Science and Theology Breakout Chapels and Student Forums

In addition to the rigors of coursework and research, students can engage more informally with contemporary questions and issues in Science and Theology at monthly Science and Theology Breakout Chapels (You can see the presentations here: Science and Theology at UNW. These chapels fulfill student chapel credit and are open to the public. Students, staff, faculty, and friends engage in respectful dialogue and discussion in such topics as Global Climate Change, Environmental Justice, Sustainability of Natural Resources, Natural Law and Causation, Theological Mathematics, God-World Relation, Divine Action, God and Scientific Mechanisms, Christology of Nature, and Nature's Beauty.

Faculty from the Department of Biology and Biochemistry and the Department of Biblical and Theological Studies:

Portrait of Lisanne Winslow

Dr. Lisanne Winslow, Department of Biology and Biochemistry - MS, PhD Cell Biology, Rutgers University, MA Theology and Religion United Theological Seminary, PhD Systematic Theology, University of Aberdeen, Scotland.

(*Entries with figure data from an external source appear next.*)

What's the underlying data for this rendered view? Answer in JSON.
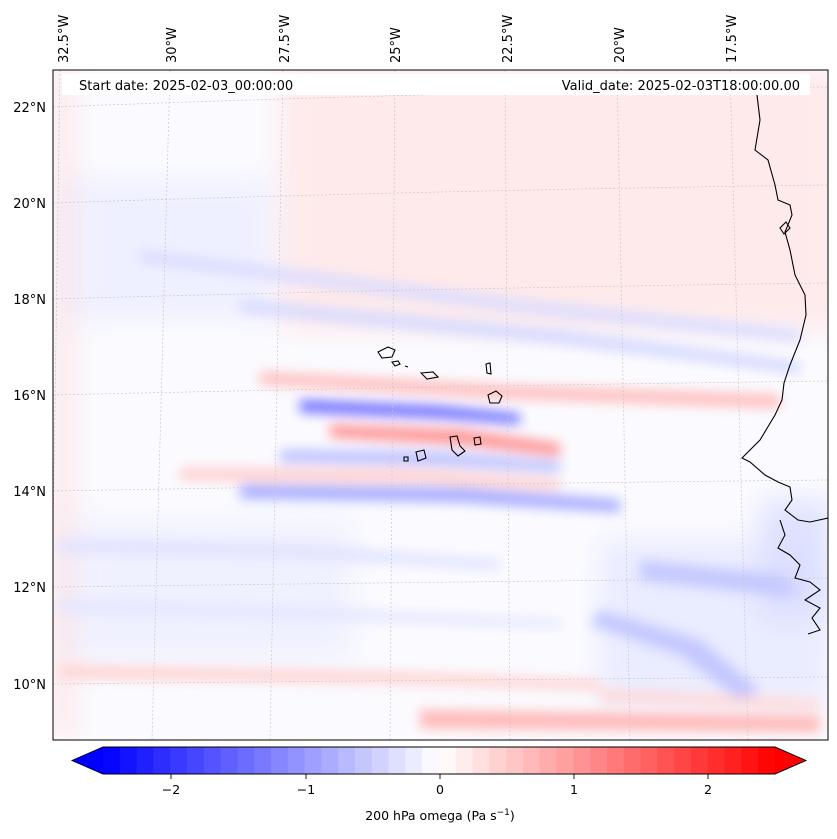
{
  "map": {
    "start_date_label": "Start date: 2025-02-03_00:00:00",
    "valid_date_label": "Valid_date: 2025-02-03T18:00:00.00",
    "lon_labels": [
      "32.5°W",
      "30°W",
      "27.5°W",
      "25°W",
      "22.5°W",
      "20°W",
      "17.5°W"
    ],
    "lat_labels": [
      "22°N",
      "20°N",
      "18°N",
      "16°N",
      "14°N",
      "12°N",
      "10°N"
    ],
    "colorbar": {
      "title_main": "200 hPa omega (Pa s",
      "title_sup": "−1",
      "title_end": ")",
      "ticks": [
        "−2",
        "−1",
        "0",
        "1",
        "2"
      ],
      "range": [
        -2.5,
        2.5
      ],
      "colors": {
        "neg": "#0000ff",
        "mid": "#ffffff",
        "pos": "#ff0000"
      }
    }
  }
}
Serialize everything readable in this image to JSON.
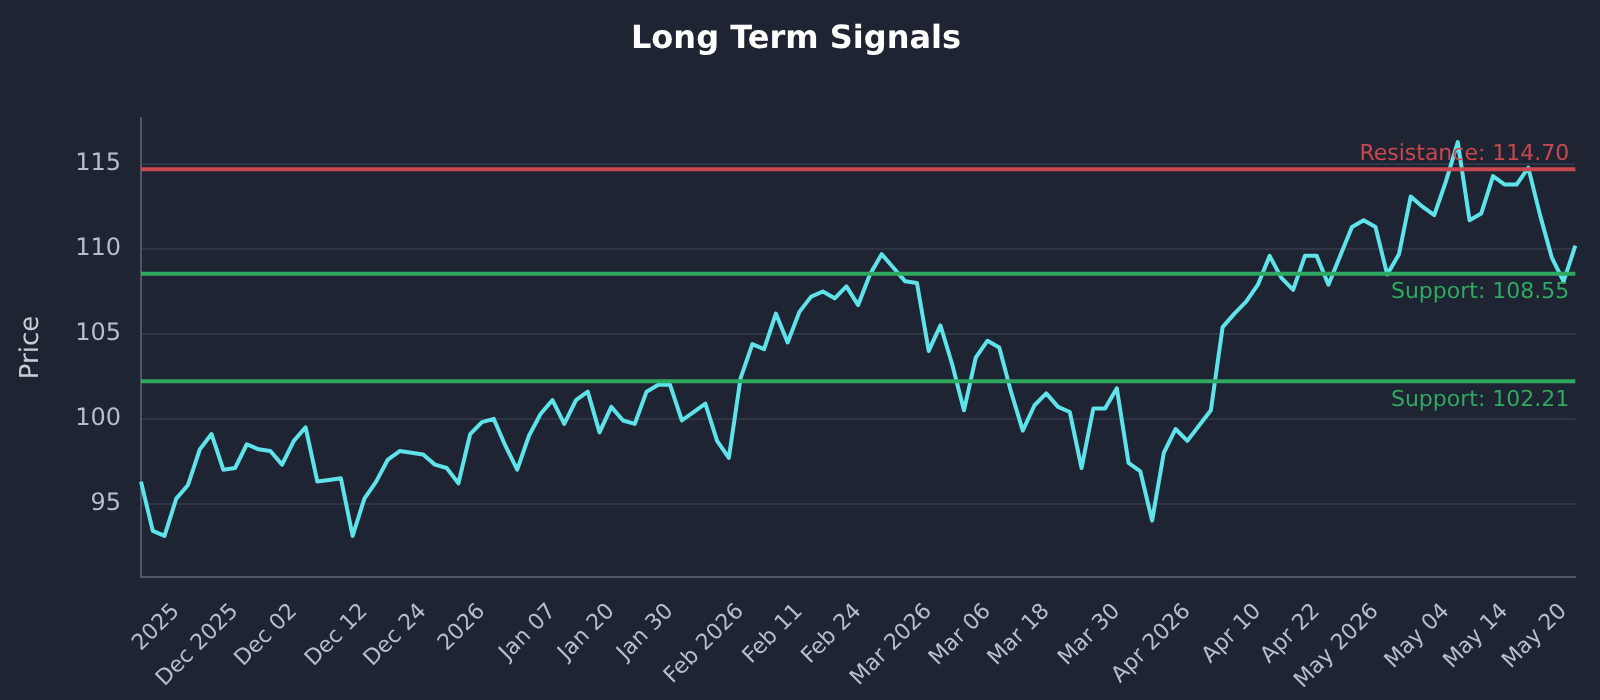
{
  "chart_data": {
    "type": "line",
    "title": "Long Term Signals",
    "ylabel": "Price",
    "categories": [
      null,
      null,
      null,
      "2025",
      null,
      null,
      null,
      null,
      "Dec 2025",
      null,
      null,
      null,
      null,
      "Dec 02",
      null,
      null,
      null,
      null,
      null,
      "Dec 12",
      null,
      null,
      null,
      null,
      "Dec 24",
      null,
      null,
      null,
      null,
      "2026",
      null,
      null,
      null,
      null,
      null,
      "Jan 07",
      null,
      null,
      null,
      null,
      "Jan 20",
      null,
      null,
      null,
      null,
      "Jan 30",
      null,
      null,
      null,
      null,
      null,
      "Feb 2026",
      null,
      null,
      null,
      null,
      "Feb 11",
      null,
      null,
      null,
      null,
      "Feb 24",
      null,
      null,
      null,
      null,
      null,
      "Mar 2026",
      null,
      null,
      null,
      null,
      "Mar 06",
      null,
      null,
      null,
      null,
      "Mar 18",
      null,
      null,
      null,
      null,
      null,
      "Mar 30",
      null,
      null,
      null,
      null,
      null,
      "Apr 2026",
      null,
      null,
      null,
      null,
      null,
      "Apr 10",
      null,
      null,
      null,
      null,
      "Apr 22",
      null,
      null,
      null,
      null,
      "May 2026",
      null,
      null,
      null,
      null,
      null,
      "May 04",
      null,
      null,
      null,
      null,
      "May 14",
      null,
      null,
      null,
      null,
      "May 20",
      null
    ],
    "series": [
      {
        "color": "#5ee3ea",
        "values": [
          96.3,
          93.4,
          93.1,
          95.3,
          96.1,
          98.2,
          99.1,
          97.0,
          97.1,
          98.5,
          98.2,
          98.1,
          97.3,
          98.7,
          99.5,
          96.3,
          96.4,
          96.5,
          93.1,
          95.3,
          96.3,
          97.6,
          98.1,
          98.0,
          97.9,
          97.3,
          97.1,
          96.2,
          99.1,
          99.8,
          100.0,
          98.4,
          97.0,
          99.0,
          100.3,
          101.1,
          99.7,
          101.1,
          101.6,
          99.2,
          100.7,
          99.9,
          99.7,
          101.6,
          102.0,
          102.0,
          99.9,
          100.4,
          100.9,
          98.7,
          97.7,
          102.4,
          104.4,
          104.1,
          106.2,
          104.5,
          106.3,
          107.2,
          107.5,
          107.1,
          107.8,
          106.7,
          108.5,
          109.7,
          108.9,
          108.1,
          108.0,
          104.0,
          105.5,
          103.2,
          100.5,
          103.6,
          104.6,
          104.2,
          101.6,
          99.3,
          100.8,
          101.5,
          100.7,
          100.4,
          97.1,
          100.6,
          100.6,
          101.8,
          97.4,
          96.9,
          94.0,
          98.0,
          99.4,
          98.7,
          99.6,
          100.5,
          105.4,
          106.2,
          106.9,
          107.9,
          109.6,
          108.3,
          107.6,
          109.6,
          109.6,
          107.9,
          109.6,
          111.3,
          111.7,
          111.3,
          108.5,
          109.7,
          113.1,
          112.5,
          112.0,
          114.0,
          116.3,
          111.7,
          112.1,
          114.3,
          113.8,
          113.8,
          114.8,
          112.0,
          109.5,
          108.1,
          110.2
        ]
      }
    ],
    "ylim": [
      90.7,
      117.7
    ],
    "yticks": [
      95,
      100,
      105,
      110,
      115
    ],
    "grid": "y",
    "legend": false,
    "marker": "none",
    "line_style": "solid",
    "ref_lines": [
      {
        "axis": "y",
        "value": 114.7,
        "label": "Resistance: 114.70",
        "color": "#c9474f"
      },
      {
        "axis": "y",
        "value": 108.55,
        "label": "Support: 108.55",
        "color": "#2fa862"
      },
      {
        "axis": "y",
        "value": 102.21,
        "label": "Support: 102.21",
        "color": "#2fa862"
      }
    ]
  }
}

Dr. Winslow is an internationally recognized scientist and scholar studying biological mechanisms at the cellular level and God’s divine action. Nature is understood as God’s moment by moment commitment to act on condition according to God’s plans and purposes in Christ. She has recently developed a Trinitarian Theology of Nature showing how the natural world in its molecular complexity exists and is sustained Christologically while conveying messages of the divine. Out of infinite and eternal love, God communicates through what has been made, from galaxies all the way down to the quantum level.
The Network's Leaders: College of Arts and Sciences, University of St. Thomas
The Solubility of Salt: Causation, Dispositions, and Divine Action
Occasionalism Conference, 2013 - Contemporary Discussions
Disciple Science Podcast

Portrait of Dale Gentry

Dr. Dale Gentry, Department of Biology and Biochemistry - PhD in Atmosphere, Environment and Water Resources, South Dakota School of Mines and Technology.

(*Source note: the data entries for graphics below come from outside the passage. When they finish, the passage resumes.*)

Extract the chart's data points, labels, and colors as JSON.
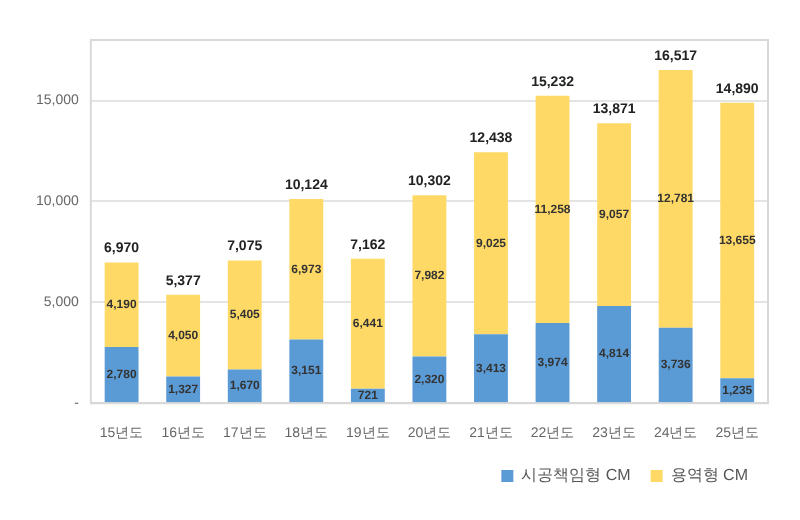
{
  "chart_data": {
    "type": "bar",
    "stacked": true,
    "categories": [
      "15년도",
      "16년도",
      "17년도",
      "18년도",
      "19년도",
      "20년도",
      "21년도",
      "22년도",
      "23년도",
      "24년도",
      "25년도"
    ],
    "series": [
      {
        "name": "시공책임형 CM",
        "color": "#5b9bd5",
        "values": [
          2780,
          1327,
          1670,
          3151,
          721,
          2320,
          3413,
          3974,
          4814,
          3736,
          1235
        ],
        "value_labels": [
          "2,780",
          "1,327",
          "1,670",
          "3,151",
          "721",
          "2,320",
          "3,413",
          "3,974",
          "4,814",
          "3,736",
          "1,235"
        ]
      },
      {
        "name": "용역형 CM",
        "color": "#ffd966",
        "values": [
          4190,
          4050,
          5405,
          6973,
          6441,
          7982,
          9025,
          11258,
          9057,
          12781,
          13655
        ],
        "value_labels": [
          "4,190",
          "4,050",
          "5,405",
          "6,973",
          "6,441",
          "7,982",
          "9,025",
          "11,258",
          "9,057",
          "12,781",
          "13,655"
        ]
      }
    ],
    "totals": [
      "6,970",
      "5,377",
      "7,075",
      "10,124",
      "7,162",
      "10,302",
      "12,438",
      "15,232",
      "13,871",
      "16,517",
      "14,890"
    ],
    "ylim": [
      0,
      18000
    ],
    "yticks": [
      {
        "value": 0,
        "label": "-"
      },
      {
        "value": 5000,
        "label": "5,000"
      },
      {
        "value": 10000,
        "label": "10,000"
      },
      {
        "value": 15000,
        "label": "15,000"
      }
    ],
    "grid": "y",
    "legend": "bottom right"
  }
}
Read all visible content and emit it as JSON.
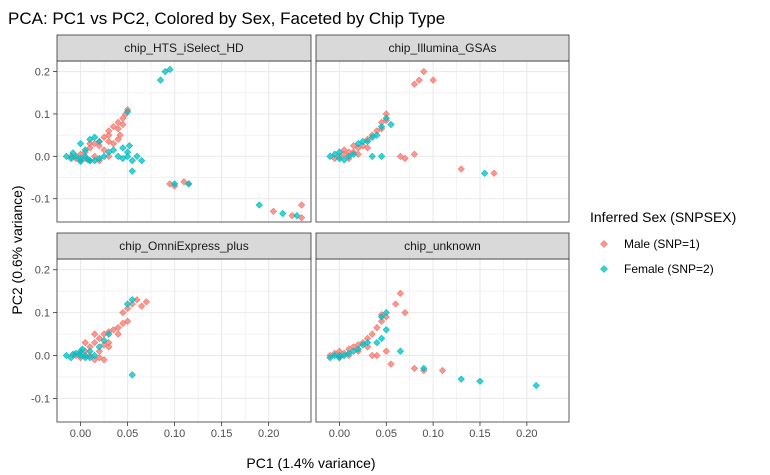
{
  "colors": {
    "male": "#F8766D",
    "female": "#00BFC4",
    "panel_bg": "#FFFFFF",
    "strip_bg": "#D9D9D9",
    "grid": "#EBEBEB",
    "border": "#333333"
  },
  "chart_data": {
    "type": "scatter",
    "title": "PCA: PC1 vs PC2, Colored by Sex, Faceted by Chip Type",
    "xlabel": "PC1 (1.4% variance)",
    "ylabel": "PC2 (0.6% variance)",
    "xlim": [
      -0.025,
      0.245
    ],
    "ylim": [
      -0.155,
      0.225
    ],
    "x_ticks": [
      0.0,
      0.05,
      0.1,
      0.15,
      0.2
    ],
    "x_tick_labels": [
      "0.00",
      "0.05",
      "0.10",
      "0.15",
      "0.20"
    ],
    "y_ticks": [
      -0.1,
      0.0,
      0.1,
      0.2
    ],
    "y_tick_labels": [
      "-0.1",
      "0.0",
      "0.1",
      "0.2"
    ],
    "grid": true,
    "legend": {
      "title": "Inferred Sex (SNPSEX)",
      "position": "right",
      "entries": [
        {
          "label": "Male (SNP=1)",
          "series": "male"
        },
        {
          "label": "Female (SNP=2)",
          "series": "female"
        }
      ]
    },
    "facets": [
      {
        "label": "chip_HTS_iSelect_HD",
        "series": [
          {
            "key": "male",
            "points": [
              [
                -0.01,
                0.0
              ],
              [
                -0.005,
                -0.005
              ],
              [
                0.0,
                0.005
              ],
              [
                0.005,
                0.01
              ],
              [
                0.01,
                0.02
              ],
              [
                0.015,
                0.03
              ],
              [
                0.02,
                0.035
              ],
              [
                0.025,
                0.045
              ],
              [
                0.03,
                0.06
              ],
              [
                0.035,
                0.07
              ],
              [
                0.04,
                0.08
              ],
              [
                0.045,
                0.09
              ],
              [
                0.048,
                0.1
              ],
              [
                0.05,
                0.11
              ],
              [
                0.045,
                0.075
              ],
              [
                0.04,
                0.065
              ],
              [
                0.03,
                0.05
              ],
              [
                0.02,
                0.025
              ],
              [
                0.015,
                0.0
              ],
              [
                0.01,
                -0.01
              ],
              [
                0.005,
                -0.005
              ],
              [
                0.02,
                -0.01
              ],
              [
                0.03,
                0.0
              ],
              [
                0.035,
                0.03
              ],
              [
                0.04,
                0.04
              ],
              [
                0.025,
                0.015
              ],
              [
                0.0,
                -0.01
              ],
              [
                0.095,
                -0.065
              ],
              [
                0.1,
                -0.07
              ],
              [
                0.11,
                -0.06
              ],
              [
                0.115,
                -0.065
              ],
              [
                0.205,
                -0.13
              ],
              [
                0.225,
                -0.14
              ],
              [
                0.235,
                -0.115
              ],
              [
                0.235,
                -0.145
              ],
              [
                0.01,
                0.03
              ],
              [
                0.03,
                0.035
              ],
              [
                0.042,
                0.05
              ]
            ]
          },
          {
            "key": "female",
            "points": [
              [
                -0.015,
                0.0
              ],
              [
                -0.01,
                -0.005
              ],
              [
                -0.005,
                0.0
              ],
              [
                0.0,
                -0.005
              ],
              [
                0.005,
                0.0
              ],
              [
                0.01,
                -0.01
              ],
              [
                0.015,
                -0.01
              ],
              [
                0.02,
                -0.005
              ],
              [
                0.025,
                0.0
              ],
              [
                0.03,
                0.01
              ],
              [
                0.035,
                0.015
              ],
              [
                0.04,
                0.0
              ],
              [
                0.045,
                -0.005
              ],
              [
                0.05,
                0.01
              ],
              [
                0.05,
                0.0
              ],
              [
                0.055,
                -0.01
              ],
              [
                0.06,
                0.0
              ],
              [
                0.0,
                0.03
              ],
              [
                0.01,
                0.04
              ],
              [
                0.015,
                0.045
              ],
              [
                0.02,
                0.035
              ],
              [
                0.005,
                0.015
              ],
              [
                -0.008,
                0.008
              ],
              [
                0.045,
                0.02
              ],
              [
                0.052,
                0.025
              ],
              [
                0.05,
                0.105
              ],
              [
                0.065,
                -0.01
              ],
              [
                0.055,
                -0.035
              ],
              [
                0.085,
                0.18
              ],
              [
                0.09,
                0.2
              ],
              [
                0.095,
                0.205
              ],
              [
                0.1,
                -0.065
              ],
              [
                0.115,
                -0.065
              ],
              [
                0.19,
                -0.115
              ],
              [
                0.215,
                -0.135
              ],
              [
                0.23,
                -0.14
              ],
              [
                0.0,
                -0.012
              ],
              [
                0.008,
                -0.008
              ]
            ]
          }
        ]
      },
      {
        "label": "chip_Illumina_GSAs",
        "series": [
          {
            "key": "male",
            "points": [
              [
                -0.005,
                -0.005
              ],
              [
                0.0,
                0.0
              ],
              [
                0.005,
                0.005
              ],
              [
                0.01,
                0.01
              ],
              [
                0.015,
                0.01
              ],
              [
                0.02,
                0.02
              ],
              [
                0.025,
                0.025
              ],
              [
                0.03,
                0.04
              ],
              [
                0.035,
                0.05
              ],
              [
                0.04,
                0.06
              ],
              [
                0.045,
                0.065
              ],
              [
                0.045,
                0.08
              ],
              [
                0.05,
                0.085
              ],
              [
                0.05,
                0.1
              ],
              [
                0.08,
                0.17
              ],
              [
                0.085,
                0.18
              ],
              [
                0.09,
                0.2
              ],
              [
                0.1,
                0.18
              ],
              [
                0.065,
                0.0
              ],
              [
                0.07,
                -0.005
              ],
              [
                0.08,
                0.005
              ],
              [
                0.13,
                -0.03
              ],
              [
                0.165,
                -0.04
              ],
              [
                0.02,
                0.005
              ],
              [
                0.03,
                0.02
              ],
              [
                0.005,
                0.015
              ],
              [
                0.015,
                0.025
              ],
              [
                0.01,
                -0.005
              ]
            ]
          },
          {
            "key": "female",
            "points": [
              [
                -0.01,
                0.0
              ],
              [
                -0.005,
                0.005
              ],
              [
                0.0,
                -0.005
              ],
              [
                0.005,
                -0.008
              ],
              [
                0.01,
                0.0
              ],
              [
                0.015,
                0.005
              ],
              [
                0.02,
                0.03
              ],
              [
                0.025,
                0.035
              ],
              [
                0.03,
                0.035
              ],
              [
                0.035,
                0.045
              ],
              [
                0.04,
                0.05
              ],
              [
                0.045,
                0.07
              ],
              [
                0.05,
                0.09
              ],
              [
                0.055,
                0.075
              ],
              [
                0.035,
                0.0
              ],
              [
                0.045,
                0.0
              ],
              [
                0.155,
                -0.04
              ],
              [
                0.0,
                0.01
              ]
            ]
          }
        ]
      },
      {
        "label": "chip_OmniExpress_plus",
        "series": [
          {
            "key": "male",
            "points": [
              [
                -0.005,
                0.0
              ],
              [
                0.0,
                0.005
              ],
              [
                0.005,
                0.01
              ],
              [
                0.01,
                0.02
              ],
              [
                0.015,
                0.03
              ],
              [
                0.02,
                0.04
              ],
              [
                0.025,
                0.05
              ],
              [
                0.03,
                0.055
              ],
              [
                0.035,
                0.06
              ],
              [
                0.04,
                0.065
              ],
              [
                0.045,
                0.075
              ],
              [
                0.05,
                0.08
              ],
              [
                0.045,
                0.1
              ],
              [
                0.05,
                0.11
              ],
              [
                0.055,
                0.12
              ],
              [
                0.06,
                0.13
              ],
              [
                0.065,
                0.115
              ],
              [
                0.07,
                0.125
              ],
              [
                0.01,
                0.0
              ],
              [
                0.02,
                0.01
              ],
              [
                0.02,
                -0.005
              ],
              [
                0.025,
                -0.01
              ],
              [
                0.015,
                -0.01
              ],
              [
                0.03,
                0.02
              ],
              [
                0.04,
                0.05
              ],
              [
                0.03,
                0.03
              ],
              [
                0.025,
                0.025
              ],
              [
                0.0,
                -0.005
              ],
              [
                0.005,
                0.03
              ],
              [
                0.015,
                0.05
              ]
            ]
          },
          {
            "key": "female",
            "points": [
              [
                -0.015,
                0.0
              ],
              [
                -0.01,
                -0.005
              ],
              [
                -0.005,
                0.005
              ],
              [
                0.0,
                0.0
              ],
              [
                0.005,
                0.0
              ],
              [
                0.01,
                0.01
              ],
              [
                0.0,
                0.01
              ],
              [
                0.005,
                -0.005
              ],
              [
                -0.008,
                0.003
              ],
              [
                0.01,
                -0.005
              ],
              [
                0.015,
                0.0
              ],
              [
                0.02,
                0.02
              ],
              [
                0.025,
                0.035
              ],
              [
                0.03,
                0.05
              ],
              [
                0.05,
                0.12
              ],
              [
                0.055,
                0.13
              ],
              [
                0.055,
                -0.045
              ],
              [
                0.002,
                0.015
              ]
            ]
          }
        ]
      },
      {
        "label": "chip_unknown",
        "series": [
          {
            "key": "male",
            "points": [
              [
                -0.01,
                0.0
              ],
              [
                -0.005,
                0.005
              ],
              [
                0.0,
                0.01
              ],
              [
                0.005,
                0.005
              ],
              [
                0.01,
                0.015
              ],
              [
                0.015,
                0.02
              ],
              [
                0.02,
                0.025
              ],
              [
                0.025,
                0.03
              ],
              [
                0.03,
                0.04
              ],
              [
                0.035,
                0.05
              ],
              [
                0.04,
                0.065
              ],
              [
                0.045,
                0.08
              ],
              [
                0.045,
                0.095
              ],
              [
                0.05,
                0.09
              ],
              [
                0.06,
                0.12
              ],
              [
                0.065,
                0.145
              ],
              [
                0.07,
                0.1
              ],
              [
                0.04,
                0.0
              ],
              [
                0.05,
                0.01
              ],
              [
                0.055,
                -0.02
              ],
              [
                0.08,
                -0.03
              ],
              [
                0.09,
                -0.035
              ],
              [
                0.11,
                -0.035
              ],
              [
                0.02,
                0.01
              ],
              [
                0.03,
                0.02
              ],
              [
                0.0,
                -0.005
              ],
              [
                0.01,
                0.0
              ],
              [
                0.035,
                0.0
              ]
            ]
          },
          {
            "key": "female",
            "points": [
              [
                -0.01,
                -0.005
              ],
              [
                -0.005,
                0.0
              ],
              [
                0.0,
                0.0
              ],
              [
                0.005,
                0.0
              ],
              [
                0.01,
                0.005
              ],
              [
                0.015,
                0.01
              ],
              [
                0.02,
                0.015
              ],
              [
                0.025,
                0.025
              ],
              [
                0.03,
                0.03
              ],
              [
                0.04,
                0.03
              ],
              [
                0.045,
                0.04
              ],
              [
                0.05,
                0.06
              ],
              [
                0.045,
                0.09
              ],
              [
                0.05,
                0.1
              ],
              [
                0.065,
                0.01
              ],
              [
                0.09,
                -0.03
              ],
              [
                0.13,
                -0.055
              ],
              [
                0.15,
                -0.06
              ],
              [
                0.21,
                -0.07
              ],
              [
                0.0,
                -0.005
              ]
            ]
          }
        ]
      }
    ]
  }
}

Dr. Gentry is fascinated by the view, held by too many Christians, that science will distract us from our faith in God. He is working to reverse that belief by showing how science can inspire a strengthened relationship with Jesus. See his website/blogspot at www.disciplescience.com

Dr. Brad Sickler, Department of Biblical and Theological Studies - PhD Purdue University in Philosophy, an MA in Christian Thought from Trinity Evangelical Divinity School, and a BS in Physics from university of Minnesota.

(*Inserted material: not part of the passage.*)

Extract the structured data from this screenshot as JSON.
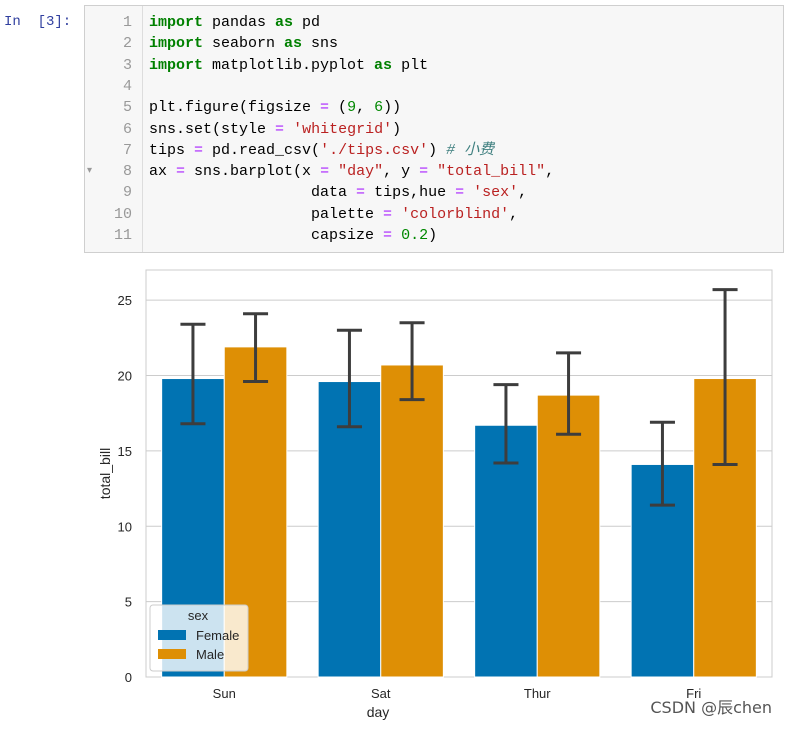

Dr. Sickler has long-standing interest in issues of causation and laws of nature, and has done work on related subjects like miracles, natural theology, and theistic arguments. He has also been working on philosophical and theological anthropology in light of the psychological sciences, and has a book on that subject coming out July of 2020 with Crossway entitled God on the Brain.

Portrait of Walter Schultz

Dr. Walter Schultz, Department of Biblical and Theological Studies - PhD Philosophy (University of MN). Divine Action in Nature, Contingency of the Natural World, Metaphysics of Science.